Blumberg also interviewed relatives and friends of the Browning family, and many said they had witnessed abuse of Nicholas by his parents. He said the family had a history of alcoholism and that John, Tamara and Nicholas all abused alcohol.
When Tamara was called in to Nicholas' school because he was bullying classmates, she slapped him across the face, giving him a black eye, Blumberg said. John would frequently strike Nicholas at the dinner table, and he grabbed his son and threw him against a wall after he was thrown out of a lacrosse game, Blumberg said.
Nicholas' grades began to slip, and he began to think he could do nothing to please his parents, Blumberg said.

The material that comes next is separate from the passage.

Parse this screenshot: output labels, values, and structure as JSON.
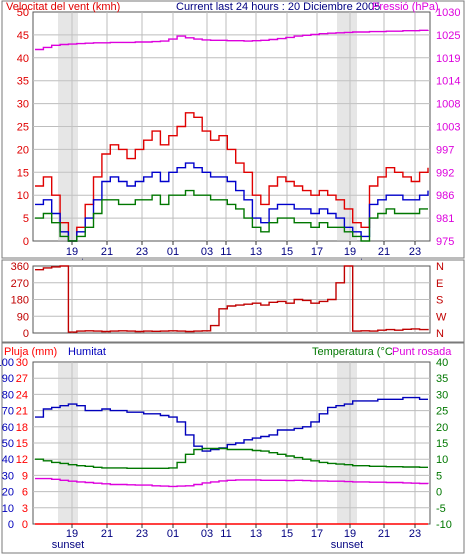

"Nick felt like a failure and adopted the attitude, 'Well, there's nothing I can do to please them, so why bother?' " Blumberg said.
Family members did not comment as they left court.
Browning was led into the courtroom in a blue polo shirt and khaki pants, his legs in shackles. He had no visible reaction to Bollinger's ruling and was handcuffed before being taken away.
John Browning was an attorney and a Boy Scout master; Tamara was a homemaker and PTA president; and the Brownings were active members of Epworth United Methodist Church. Nearly 1,300 people attended a funeral service for the family.
Nicholas began drinking at age 14, Blumberg said. He would consume as many as 10 mixed drinks in a night and had at least one alcoholic blackout, Blumberg said.
It took Browning several weeks to fully comprehend what he had done, said Blumberg, whose seven interviews with the teen totaled more than 14 hours.
Initially, "he was totally devoid of emotion," the psychiatrist said.